The structure of the "chocolate laxative," of a product containing
the agent of its own containment, can be discerned throughout today's
ideological landscape. Consider how we relate to capitalist
profiteering: It is fine IF it is counteracted with charitable
activities-first you amass billions, then you return (part of) them
to the needy. The same goes for war, for the emerging logic of
humanitarian militarism: War is OK insofar as it brings about peace
and democracy, or creates the conditions to distribute humanitarian
aid. And does the same not hold true for democracy and human rights?
It is OK to "rethink" human rights to include torture and a permanent
emergency state, if democracy is cleansed of its populist "excesses."


Does this mean that, against the false tolerance of liberal
multiculturalism, we should return to religious fundamentalism? The
very absurdity of Gibson's vision makes clear the impossibility of
such a solution. Gibson first wanted to shoot the film in Latin and
Aramaic and show it without subtitles. Under pressure, he allowed
subtitles, but this compromise was not just a concession to
commercial demands. Sticking to the original plan would have
displayed the self-refuting nature of Gibson's project: That is to
say, the film without subtitles shown in large suburban malls would
turn its intended fidelity into the opposite, an incomprehensible
exotic spectacle.


But there is a third position, beyond religious fundamentalism and
liberal tolerance. One should not put forth the distinction between
Islamic fundamentalism and Islam, a la Bush and Blair, who never
forget to praise Islam as a great religion of love and tolerance that
has nothing to do with disgusting terrorist acts. Instead, one should
gather the courage to recognize the obvious fact that there is a deep
strain of violence and intolerance in Islam -- that, to put it bluntly,
something in Islam resists the liberal-capitalist world order. By
transposing this tension into the core of Islam, one can conceive
such resistance as an opportunity: It need not necessarily lead to
"Islamo-Fascism," but rather could be articulated into a Socialist
project. The traditional European Fascism was a misdirected act of
resistance against the deadlocks of capitalist modernization. What
was wrong with Fascism was NOT (as liberals keep telling us) its
dream of a people's community that overcomes capitalist competition
through a spirit of collective discipline and sacrifice, but how
these motives were deformed by a specific political twist. Fascism,
in a way, took the best and turned it into the worst.

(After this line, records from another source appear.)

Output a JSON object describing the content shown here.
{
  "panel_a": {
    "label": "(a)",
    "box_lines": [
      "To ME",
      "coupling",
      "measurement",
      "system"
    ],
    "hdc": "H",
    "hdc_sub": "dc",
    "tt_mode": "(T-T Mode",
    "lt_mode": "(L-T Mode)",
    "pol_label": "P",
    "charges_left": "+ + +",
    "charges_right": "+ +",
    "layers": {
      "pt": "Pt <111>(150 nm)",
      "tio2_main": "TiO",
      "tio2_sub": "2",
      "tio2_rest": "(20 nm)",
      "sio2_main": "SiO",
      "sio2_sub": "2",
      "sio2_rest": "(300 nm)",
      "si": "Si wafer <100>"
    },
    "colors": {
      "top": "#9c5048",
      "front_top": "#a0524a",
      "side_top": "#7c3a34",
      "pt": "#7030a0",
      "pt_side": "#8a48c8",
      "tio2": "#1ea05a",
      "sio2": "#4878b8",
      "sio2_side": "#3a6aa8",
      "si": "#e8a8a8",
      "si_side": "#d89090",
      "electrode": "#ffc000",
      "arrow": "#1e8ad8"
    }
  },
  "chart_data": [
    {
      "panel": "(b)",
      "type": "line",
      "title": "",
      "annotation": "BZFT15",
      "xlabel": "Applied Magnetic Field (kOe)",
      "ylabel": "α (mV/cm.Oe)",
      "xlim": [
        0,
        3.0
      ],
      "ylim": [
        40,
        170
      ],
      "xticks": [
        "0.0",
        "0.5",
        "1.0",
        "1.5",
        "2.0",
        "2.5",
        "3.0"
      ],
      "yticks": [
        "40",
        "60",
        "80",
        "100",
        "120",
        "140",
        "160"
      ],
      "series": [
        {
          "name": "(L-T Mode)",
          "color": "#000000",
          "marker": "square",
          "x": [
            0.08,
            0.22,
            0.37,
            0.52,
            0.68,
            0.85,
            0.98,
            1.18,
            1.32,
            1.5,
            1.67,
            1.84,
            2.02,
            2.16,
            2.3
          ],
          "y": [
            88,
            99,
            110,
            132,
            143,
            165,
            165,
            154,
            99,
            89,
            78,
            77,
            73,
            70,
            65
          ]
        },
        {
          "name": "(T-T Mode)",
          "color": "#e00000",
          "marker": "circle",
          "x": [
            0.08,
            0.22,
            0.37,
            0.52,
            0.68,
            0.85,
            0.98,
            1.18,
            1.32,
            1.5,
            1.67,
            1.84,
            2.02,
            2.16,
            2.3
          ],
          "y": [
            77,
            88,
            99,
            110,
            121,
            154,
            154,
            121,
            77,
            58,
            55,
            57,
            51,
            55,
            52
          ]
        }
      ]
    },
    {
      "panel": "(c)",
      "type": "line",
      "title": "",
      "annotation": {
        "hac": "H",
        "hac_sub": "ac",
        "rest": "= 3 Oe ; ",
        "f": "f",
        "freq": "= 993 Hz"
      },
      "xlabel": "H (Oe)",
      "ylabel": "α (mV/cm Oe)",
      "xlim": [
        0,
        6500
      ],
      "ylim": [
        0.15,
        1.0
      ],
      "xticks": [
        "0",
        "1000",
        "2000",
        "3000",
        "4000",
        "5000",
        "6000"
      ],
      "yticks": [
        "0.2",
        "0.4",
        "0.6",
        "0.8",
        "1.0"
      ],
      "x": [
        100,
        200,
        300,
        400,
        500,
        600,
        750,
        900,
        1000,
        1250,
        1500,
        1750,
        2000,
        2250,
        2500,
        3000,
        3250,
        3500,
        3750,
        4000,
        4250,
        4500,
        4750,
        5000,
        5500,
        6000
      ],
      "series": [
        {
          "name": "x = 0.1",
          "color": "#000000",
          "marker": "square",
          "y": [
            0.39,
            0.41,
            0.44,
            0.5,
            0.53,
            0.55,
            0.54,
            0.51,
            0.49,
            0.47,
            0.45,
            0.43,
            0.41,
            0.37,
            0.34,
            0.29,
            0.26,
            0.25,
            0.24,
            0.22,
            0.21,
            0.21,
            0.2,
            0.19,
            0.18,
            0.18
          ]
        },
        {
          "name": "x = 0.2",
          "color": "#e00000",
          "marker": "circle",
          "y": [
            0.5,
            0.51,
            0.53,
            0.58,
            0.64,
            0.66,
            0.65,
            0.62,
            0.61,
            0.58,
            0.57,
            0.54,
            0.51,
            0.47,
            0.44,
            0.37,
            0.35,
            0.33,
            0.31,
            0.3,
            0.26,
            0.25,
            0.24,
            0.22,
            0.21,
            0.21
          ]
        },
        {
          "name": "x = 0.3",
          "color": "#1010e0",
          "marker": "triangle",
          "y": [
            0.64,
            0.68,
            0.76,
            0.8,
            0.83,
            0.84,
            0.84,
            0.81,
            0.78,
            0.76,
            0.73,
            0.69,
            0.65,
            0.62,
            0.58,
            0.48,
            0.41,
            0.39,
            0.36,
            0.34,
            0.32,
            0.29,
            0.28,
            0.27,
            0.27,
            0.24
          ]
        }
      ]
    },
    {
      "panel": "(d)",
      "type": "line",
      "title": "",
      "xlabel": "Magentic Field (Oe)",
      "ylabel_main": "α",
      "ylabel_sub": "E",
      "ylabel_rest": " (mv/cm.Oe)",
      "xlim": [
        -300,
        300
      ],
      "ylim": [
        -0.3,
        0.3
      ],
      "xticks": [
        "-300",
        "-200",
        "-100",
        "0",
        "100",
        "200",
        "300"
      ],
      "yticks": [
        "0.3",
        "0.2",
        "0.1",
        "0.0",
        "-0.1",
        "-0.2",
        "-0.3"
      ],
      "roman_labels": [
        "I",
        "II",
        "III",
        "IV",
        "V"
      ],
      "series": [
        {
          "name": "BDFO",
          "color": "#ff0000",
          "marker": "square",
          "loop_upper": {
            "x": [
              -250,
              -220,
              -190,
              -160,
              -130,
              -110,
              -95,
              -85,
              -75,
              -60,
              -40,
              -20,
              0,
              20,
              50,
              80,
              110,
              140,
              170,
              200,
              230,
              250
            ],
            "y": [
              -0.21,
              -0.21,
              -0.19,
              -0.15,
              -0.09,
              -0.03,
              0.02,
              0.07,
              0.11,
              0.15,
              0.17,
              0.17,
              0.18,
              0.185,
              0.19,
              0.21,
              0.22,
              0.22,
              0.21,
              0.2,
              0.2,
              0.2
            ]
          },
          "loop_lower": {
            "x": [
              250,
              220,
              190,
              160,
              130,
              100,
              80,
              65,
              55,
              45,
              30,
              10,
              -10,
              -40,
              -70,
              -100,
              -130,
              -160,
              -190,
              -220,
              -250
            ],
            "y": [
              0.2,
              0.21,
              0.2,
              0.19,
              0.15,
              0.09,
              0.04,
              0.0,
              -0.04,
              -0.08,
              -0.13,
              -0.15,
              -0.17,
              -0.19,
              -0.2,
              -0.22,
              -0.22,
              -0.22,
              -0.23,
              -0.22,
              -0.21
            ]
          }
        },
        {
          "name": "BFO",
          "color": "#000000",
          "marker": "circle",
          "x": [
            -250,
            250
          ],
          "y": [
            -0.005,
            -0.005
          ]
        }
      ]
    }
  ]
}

Instead of trying to extract the pure ethical core of a religion from
its political manipulations, one should ruthlessly criticize that
very core-in ALL religions. Today, when religions themselves (from
New Age spirituality to the cheap spiritualist hedonism of the Dalai
Lama) are more than ready to serve postmodern pleasure-seeking, it is
consequently, and paradoxically, only a thorough materialism that is
able to sustain a truly ascetic, militant and ethical stance.